Suele ocurrir que durante una época de dictaduras, guerras o posguerras, el arte en general y el cine en particular se reinvente creando nuevos estilos o explotando los ya propios a unas cotas de calidad bastante cuantiosas. En el caso de la España franquista, durante los turbulentos años 50 tuvimos grandes cineastas tanto en el exilio como dentro de nuestras fronteras. Así, no debiera sorprender que pese a las dificultades en torno a la propia situación del país además de lo implícito a la cultura (dificultades de financiación, censura…), surgieran obras como Los peces rojos, dirigida por José Antonio Nieves Conde a partir del guión de Carlos Blanco.
Aquí lo que se nos presenta es el típico comienzo largo, denso pero que aparentemente no ofrece dudas: un escritor llamado Hugo llega a un hotel de Gijón acompañado de su prometida Ivón y de su hijo Carlos; éste, en mitad de una noche borrascosa, se precipita al mar desde una gran altura y desaparece. Poca chicha a simple vista, si atendemos únicamente a la faceta textual. Pero tal simple secuencia inicial se torna en magnífica al ser trasladada a imágenes: cada escena representa un pequeño rompecabezas del gran puzzle que significa el misterio que se oculta tras la muerte de Carlos.
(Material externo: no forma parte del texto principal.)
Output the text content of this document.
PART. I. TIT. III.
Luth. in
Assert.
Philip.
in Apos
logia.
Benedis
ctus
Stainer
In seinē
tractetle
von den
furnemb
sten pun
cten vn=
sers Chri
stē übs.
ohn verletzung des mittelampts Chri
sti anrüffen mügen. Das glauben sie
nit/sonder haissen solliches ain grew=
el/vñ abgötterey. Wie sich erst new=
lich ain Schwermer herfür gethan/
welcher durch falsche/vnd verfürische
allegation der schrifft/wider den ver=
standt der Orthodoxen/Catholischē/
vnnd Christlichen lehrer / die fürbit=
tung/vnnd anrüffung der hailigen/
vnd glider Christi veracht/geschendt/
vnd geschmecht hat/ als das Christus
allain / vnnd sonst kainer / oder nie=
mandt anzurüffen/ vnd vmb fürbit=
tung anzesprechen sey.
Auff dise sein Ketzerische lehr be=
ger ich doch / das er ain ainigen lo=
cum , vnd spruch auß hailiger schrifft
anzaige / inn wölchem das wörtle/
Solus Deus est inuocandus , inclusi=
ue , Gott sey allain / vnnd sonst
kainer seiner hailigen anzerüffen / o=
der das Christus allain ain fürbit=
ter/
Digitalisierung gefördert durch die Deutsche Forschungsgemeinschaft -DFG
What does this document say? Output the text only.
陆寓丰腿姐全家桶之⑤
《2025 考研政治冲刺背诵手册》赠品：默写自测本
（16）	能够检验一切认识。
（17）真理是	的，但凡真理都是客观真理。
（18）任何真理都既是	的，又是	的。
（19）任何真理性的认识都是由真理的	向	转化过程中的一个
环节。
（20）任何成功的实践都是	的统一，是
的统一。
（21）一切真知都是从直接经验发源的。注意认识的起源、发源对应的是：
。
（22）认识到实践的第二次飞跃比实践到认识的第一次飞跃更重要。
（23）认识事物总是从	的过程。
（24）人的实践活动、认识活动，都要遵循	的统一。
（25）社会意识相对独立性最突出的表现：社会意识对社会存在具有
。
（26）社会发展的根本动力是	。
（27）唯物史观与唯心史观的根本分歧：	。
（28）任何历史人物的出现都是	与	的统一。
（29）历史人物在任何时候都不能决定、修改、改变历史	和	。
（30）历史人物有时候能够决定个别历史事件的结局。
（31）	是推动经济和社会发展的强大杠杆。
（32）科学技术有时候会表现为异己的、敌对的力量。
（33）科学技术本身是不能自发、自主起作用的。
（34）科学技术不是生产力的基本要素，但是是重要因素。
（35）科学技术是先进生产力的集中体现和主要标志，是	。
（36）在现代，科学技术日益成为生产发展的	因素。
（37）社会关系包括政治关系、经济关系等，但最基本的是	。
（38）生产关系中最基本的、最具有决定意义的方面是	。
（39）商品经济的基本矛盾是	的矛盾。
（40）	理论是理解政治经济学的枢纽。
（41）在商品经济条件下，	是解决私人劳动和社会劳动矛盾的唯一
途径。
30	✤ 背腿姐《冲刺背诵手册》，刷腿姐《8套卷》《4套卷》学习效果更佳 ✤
Para todo amante de la intriga, siempre resulta especialmente agradable el toparse con una película tan refrescante en su ejecución. Y es que la grandeza de Los peces rojos no reside en su ciertamente logrado guión (disculpo el pobre final tras haber leído que fue “arreglado” por la censura”), sino en la maestría que hace gala el equipo encabezado por el señor Nieves Conde al plasmarlo en lo audiovisual. El repertorio de detalles que desfilan por la pantalla sólo es comparable a la sensación que se le queda a uno cuando descubre el pastel. Un clímax que llega muy pronto para lo que estamos acostumbrados, pero que ni aun así logra restar un ápice de interés a los minutos que restan para que finalice la obra.
La película alterna dos líneas temporales, siendo el presente inmediatamente desplazado por el flash-back que ocupará casi todo el metraje del filme. Dada la multitud de elementos necesarios que hay que ofrecer al espectador para que éste pueda resolver el misterio, es imprescindible realizar un montaje de calidad como este de Los peces rojos. Impresionante que una película de los años 50, llevada a cabo con pocos medios y además en un territorio que ya de por sí iba atrasado respecto a otros países del primer mundo, goce de tantísimos kilates en su realización. A los ya comentados, habría que sumar una elección de planos verdaderamente eficaz (incluido un bello picado con resonancias Wellianas), una fotografía muy conseguida y, sobre todo, una ambientación excelente; sea en el poco frecuentado hotel gijonés (por definición muy normal, pero que llevado a imágenes da hasta una brizna de terror), en el teatrillo donde trabaja la corista Ivón (no hace falta mucha pomposidad para que estos escenarios resulten creíbles, como ya demostró Los niños del paraíso) o en las calles de Madrid durante la noche, que tienen un cierto eco al más puro cine negro americano de los 40.
Con todo lo dicho, tampoco nos vamos a engañar: Los peces rojos gana bastante gracias al genial y casi inaudito giro de guión que acontece, un volantazo argumental necesario y natural, al que quizá hoy alguien podía acusar de previsible por las pistas que se venían dando (dudo que en los 50 se la acusase de algo así, más bien lo contrario), pero en perfecta consonancia con el espíritu de la película y que contribuye a reavivar esa magnífica construcción del personaje de Hugo, interpretado por un Arturo de Córdova cuyo papel supone una segunda lectura de la obra en clave artística (grandiosa referencia al neorrealismo) y que se convierte por méritos propios en el eje de la obra.
En conclusión, cualquier aficionado a este tipo de películas de la escuela hitchconiana, que plasman en la pantalla un correcto guión de manera magistral utilizando todo un repertorio de técnicas, a la par que mantiene un pulso narrativo con el que es imposible desconectar de la trama, tiene que ver casi de manera obligatoria Los peces rojos, todo un ejercicio de estilo cuyo mérito no sólo está en lo que se ve, sino también en lo que acaeció detrás de las cámaras durante una época en la que desarrollar proyectos así era toda una machada. Si hubiera que mencionar una película que aunara valores artísticos y de entretenimiento por igual, además de ser maldita por definición, Los peces rojos sería la mejor recomendación.
Gracias por esta estupenda crítica, que enriquece aún más mi visionado de ‘Los peces rojos’. Como dice, verdadera ‘machada’ rodar algo así en esa época. Entre lo mejor, esos detalles de la vida cotidiana de Madrid, años cincuenta donde, a pesar de todo, la vida transcurría.